The UT considered the CJEU cases of Case C-673/17 Verbraucherzentrale Bundesverband eV v Planet49 GmbH and Case C-61/19 Orange Romania SA v ANSPDCP which considered the requirements to be met for valid consent to be freely given, informed and specific. Recipients had agreed to emails, but not to the direct marketing, and the privacy notice was very vague.

The UT also considered the case of Microsoft Corporation v McDonald [2006] EWHC 3410 (Ch) and agreed with the First Tier Tribunal that there was ample evidence on which the FTT could and did conclude that Eldon instigated the transmission of communications for the purposes of direct marketing in the relevant legal sense.

Further, it said that the test is for the companies to know or that they ought to have known that there was a risk of contravention, not that they knew or ought to have known that there would be a contravention. This is an inevitably fact specific judgement. 

The UT said that a prudent business entity, in embarking on the unprecedented course of conduct in these circumstances would have undertaken an appropriate due diligence exercise, especially in the context of recent regulatory contact with the ICO. That due diligence would have brought to its attention the clear guidance contained in the ICO’s publicly available direct marketing guidance. There was no evidence of such an exercise before the UT; indeed the evidence suggested ad hoc and off the cuff decision-making.  The UT concluded that in these circumstances that Eldon should have known that its involvement in promoting the Brexit discount to Leave.EU subscribers would involve a risk of contravening PECR but that Eldon failed to take appropriate steps to prevent that contravention.
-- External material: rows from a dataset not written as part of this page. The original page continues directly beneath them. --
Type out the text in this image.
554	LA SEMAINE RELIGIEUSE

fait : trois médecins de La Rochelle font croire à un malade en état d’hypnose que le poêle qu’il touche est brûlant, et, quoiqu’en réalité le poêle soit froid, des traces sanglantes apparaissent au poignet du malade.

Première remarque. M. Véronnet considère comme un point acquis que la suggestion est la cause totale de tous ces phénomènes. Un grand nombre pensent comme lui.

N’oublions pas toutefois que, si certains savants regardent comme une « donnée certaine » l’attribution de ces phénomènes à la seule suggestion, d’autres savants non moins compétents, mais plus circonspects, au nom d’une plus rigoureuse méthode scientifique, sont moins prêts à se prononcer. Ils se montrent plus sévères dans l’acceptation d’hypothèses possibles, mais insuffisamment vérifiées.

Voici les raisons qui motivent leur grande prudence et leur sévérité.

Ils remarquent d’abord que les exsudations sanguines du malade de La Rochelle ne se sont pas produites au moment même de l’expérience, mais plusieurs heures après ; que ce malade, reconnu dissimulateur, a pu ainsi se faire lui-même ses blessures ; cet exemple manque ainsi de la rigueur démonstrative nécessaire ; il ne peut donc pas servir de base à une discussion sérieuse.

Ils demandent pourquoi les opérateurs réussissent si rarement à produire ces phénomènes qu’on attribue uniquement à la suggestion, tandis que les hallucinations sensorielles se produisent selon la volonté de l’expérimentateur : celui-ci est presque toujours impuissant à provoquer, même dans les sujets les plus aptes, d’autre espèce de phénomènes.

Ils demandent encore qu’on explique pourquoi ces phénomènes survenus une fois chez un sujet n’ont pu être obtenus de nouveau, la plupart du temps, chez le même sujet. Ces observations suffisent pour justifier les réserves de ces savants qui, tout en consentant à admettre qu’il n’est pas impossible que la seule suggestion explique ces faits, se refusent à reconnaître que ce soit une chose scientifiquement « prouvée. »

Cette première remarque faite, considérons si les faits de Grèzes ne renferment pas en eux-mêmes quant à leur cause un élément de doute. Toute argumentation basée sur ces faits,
The UT agreed with the FTT that “although the complaints from subscribers were few in number, they seem to us accurately to describe the problem”. It said that in any event, the volume of complaints cannot be a reliable let alone determinative metric for deciding whether there has been a PECR breach, given that subscribers have easier default options than lodging a formal complaint with the ICO.

The UT also said that the ICO had met the criteria for issuing the fines because the companies should have known that including the discount offer in the newsletters ran the risk of breaching the PECR, but they did not take appropriate measures to prevent contravention. There was a serious contravention of PECR, considering the number of emails, which was over a million. The UT also pointed out that the ICO had complied with its Regulatory Action Policy, the notices complied with the law and were proportionate and consistent with the ICO’s general approach. There was no apparent bias or unfairness in the ICO’s investigation.

Leave.EU and Eldon have reportedly indicated that they will appeal.